La destruction de la cellule :

-    Dans un premier temps, c’est l’eau et le sel vont passer dans la cellule cible et commencer la destruction.
-    Puis dans un deuxième temps, la nature et le contenu des vésicules vont changer, différentes enzymes vont être relarguées et passées par les canaux. Ces enzymes vont induire l’apoptose, ce sont des granzymes.
Au final, nous aurons la destruction de la cellule infectée.

2.    Les LT auxiliaires (LTh = helper) et l’activation des macrophages.

(Document 49). Certaines bactéries vont survivre dans les macrophages, la dégradation ne pouvant pas être totale (ex : maladie de la lèpre…).
Les macrophages vont envoyer un appel « SOS », ils vont être aidés par les LTh auxiliaire de type 1.

Document 62. Le signal d’aide va apparaître à la membrane par un fragment de pathogène associé à des molécules du CMH2 mais c’est étrange ?
On suppose en réalité qu’il y a une dégradation même minime du pathogène, en effet on pense que malgré le fait que le pathogène vive dans la vésicule de phagocytose, ils meurent un jour ou l’autre, c’est pour cela que nous avons des fragments.

Comparaison, c’est comme dans une culture de bactéries, il y a un cycle de vie : reproduction, naissance et mort !

Les molécules du CMH seront des molécules du CMH de classe 2 car il y a phagocytose.

La reconnaissance est faite par le LT, il va sécréter des interférons γ qui sont de petites molécules communicantes, celles-ci font apparaître sur la membrane du macrophage une molécule : la TNF-α : Tumor Necrosis Factor et le LT possède le ligand.













Les 3 signaux d’activation du macrophage par le LTh1.
Le processus de phagocytose va pouvoir reprendre… Les lysosomes fusionnent en phagosomes, ce qui va permettre la destruction finale des bactéries.

L’activation va également permettre :

-    Aux macrophages de produire des molécules de signalisation = médiateur de l’inflammation.
-    Au LT de produire des molécules de signalisation = cytokines.





















On va induire une augmentation de la production d’une quantité de cellule de phagocytose : macrophages et neutrophiles.
Les nouvelles cellules produites par la moelle osseuse vont pouvoir agir dans la zone où il y a l’infection. Cela en suivant le gradient des médiateurs de l’inflammation.

Souvent l’activité des macrophages augmente de manière très importante, ce qui va attirer d’autres macrophages. Cela est dangereux du fait que ça peut causer des dommages à la membrane. C’est là que les LT vont avoir une seconde action (hors mis aider les macrophages). Ils vont contrôler l’activité des macrophages dans le but de la limiter et de la réguler.

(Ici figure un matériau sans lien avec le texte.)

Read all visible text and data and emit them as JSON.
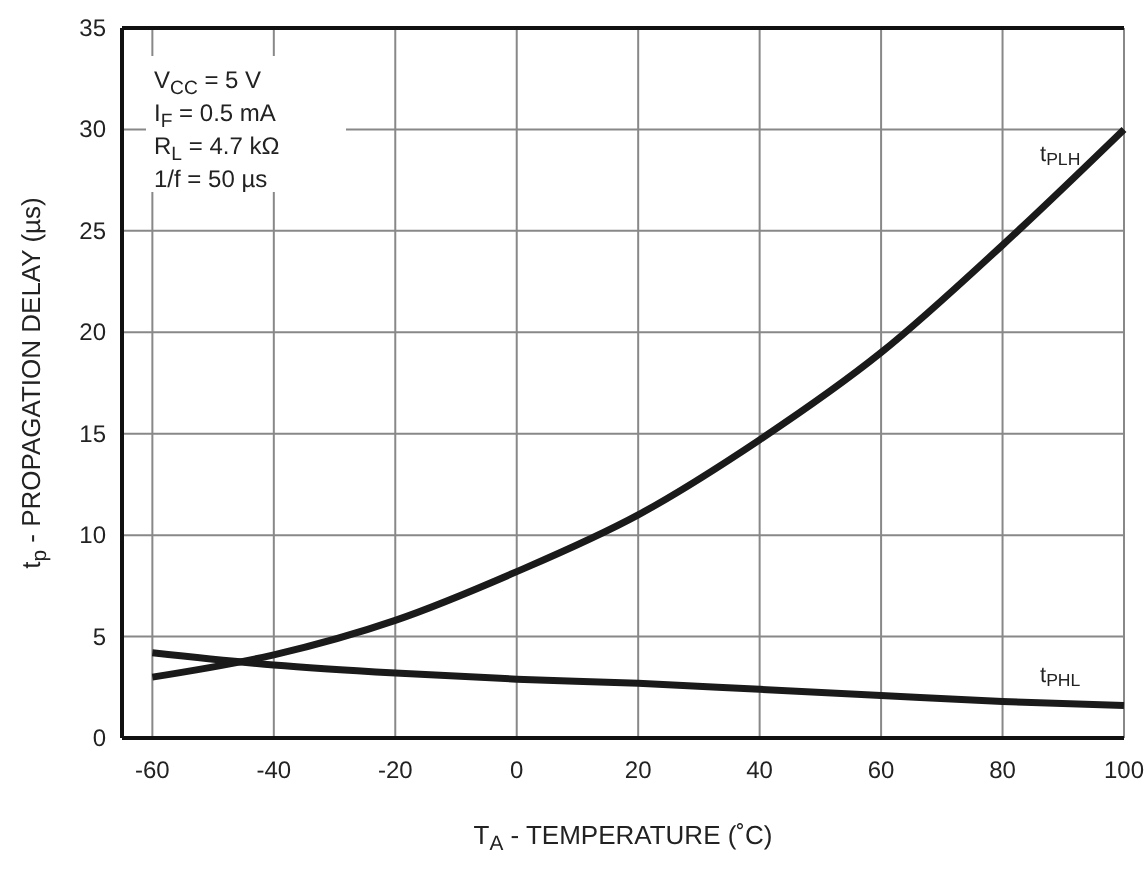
{
  "chart_data": {
    "type": "line",
    "xlabel": "T$_{A}$ - TEMPERATURE (˚C)",
    "ylabel": "t$_{p}$ - PROPAGATION DELAY (µs)",
    "x": [
      -60,
      -40,
      -20,
      0,
      20,
      40,
      60,
      80,
      100
    ],
    "series": [
      {
        "name": "t$_{PLH}$",
        "color": "#1a1a1a",
        "values": [
          3.0,
          4.1,
          5.8,
          8.2,
          11.0,
          14.7,
          19.0,
          24.3,
          30.0
        ]
      },
      {
        "name": "t$_{PHL}$",
        "color": "#1a1a1a",
        "values": [
          4.2,
          3.6,
          3.2,
          2.9,
          2.7,
          2.4,
          2.1,
          1.8,
          1.6
        ]
      }
    ],
    "xlim": [
      -65,
      100
    ],
    "xticks": [
      -60,
      -40,
      -20,
      0,
      20,
      40,
      60,
      80,
      100
    ],
    "ylim": [
      0,
      35
    ],
    "yticks": [
      0,
      5,
      10,
      15,
      20,
      25,
      30,
      35
    ],
    "grid": true,
    "marker": "none",
    "line_style": "solid",
    "annotations": [
      "V$_{CC}$ = 5 V",
      "I$_{F}$ = 0.5 mA",
      "R$_{L}$ = 4.7 kΩ",
      "1/f = 50 µs"
    ]
  }
}
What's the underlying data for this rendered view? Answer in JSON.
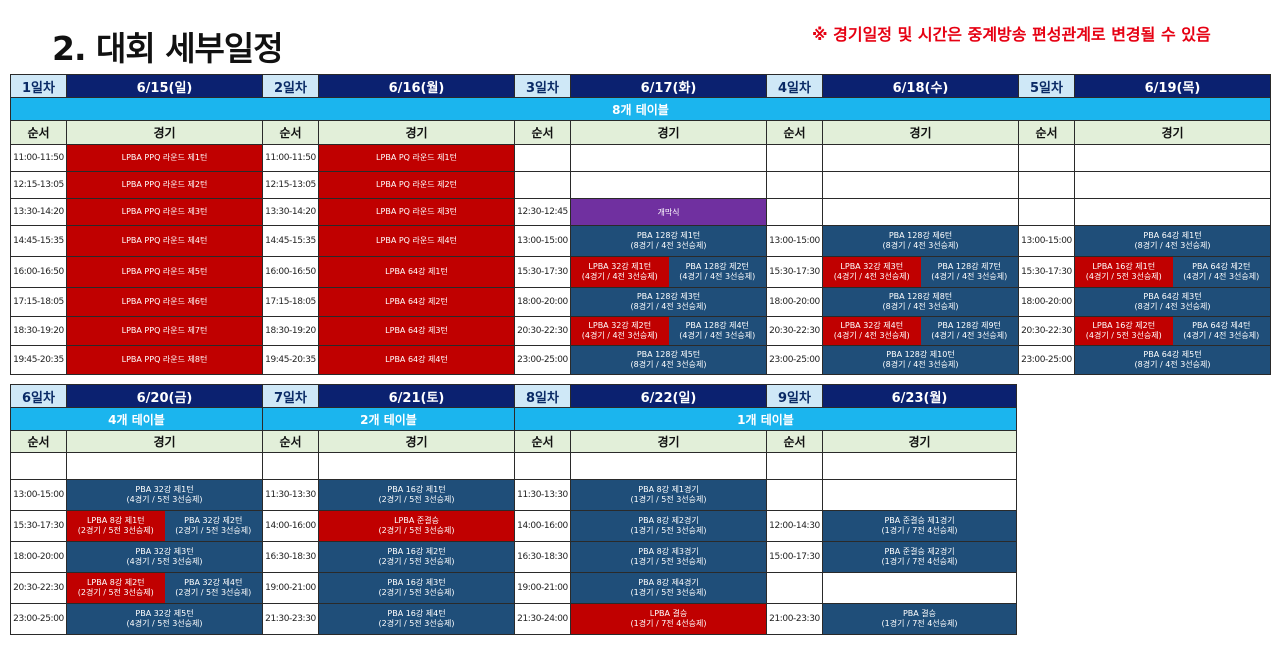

Ainsi les LT ont deux rôles : l’activation et la régulation.

Ce processus est un processus majeur, si un organisme en est démuni cela peut être dangereux, c’est le cas lors du sida. En effet, le sida va attaquer les LT auxiliaires, en reconnaissant les CD4, les LT auxiliaires seront détruit. Souvent un individu ne meurt pas du sida mais de maladies opportunistes puisque l’organisme n’a plus de CD4 !










III.    Bilan des fonctions des lymphocytes.

Document 63.
On retrouve 4 catégories : B ; Tc ; Th1 et Th2.

-    Les Tc : destruction de cellules infectées par les virus.
-    Les B : fonction d’Ac avec l’aide des Th2.
    Activation des B :
o    Les IgM deviennent des IgG ou des IgA
o    Il y a changement de classe
o    Formation des LB
-    Les Th1 : activation des macrophages.
Les LT qui sont des régulateurs, ont le rôle de produire des molécules de régulations, ce qui contrôle le niveau de réaction immunitaire.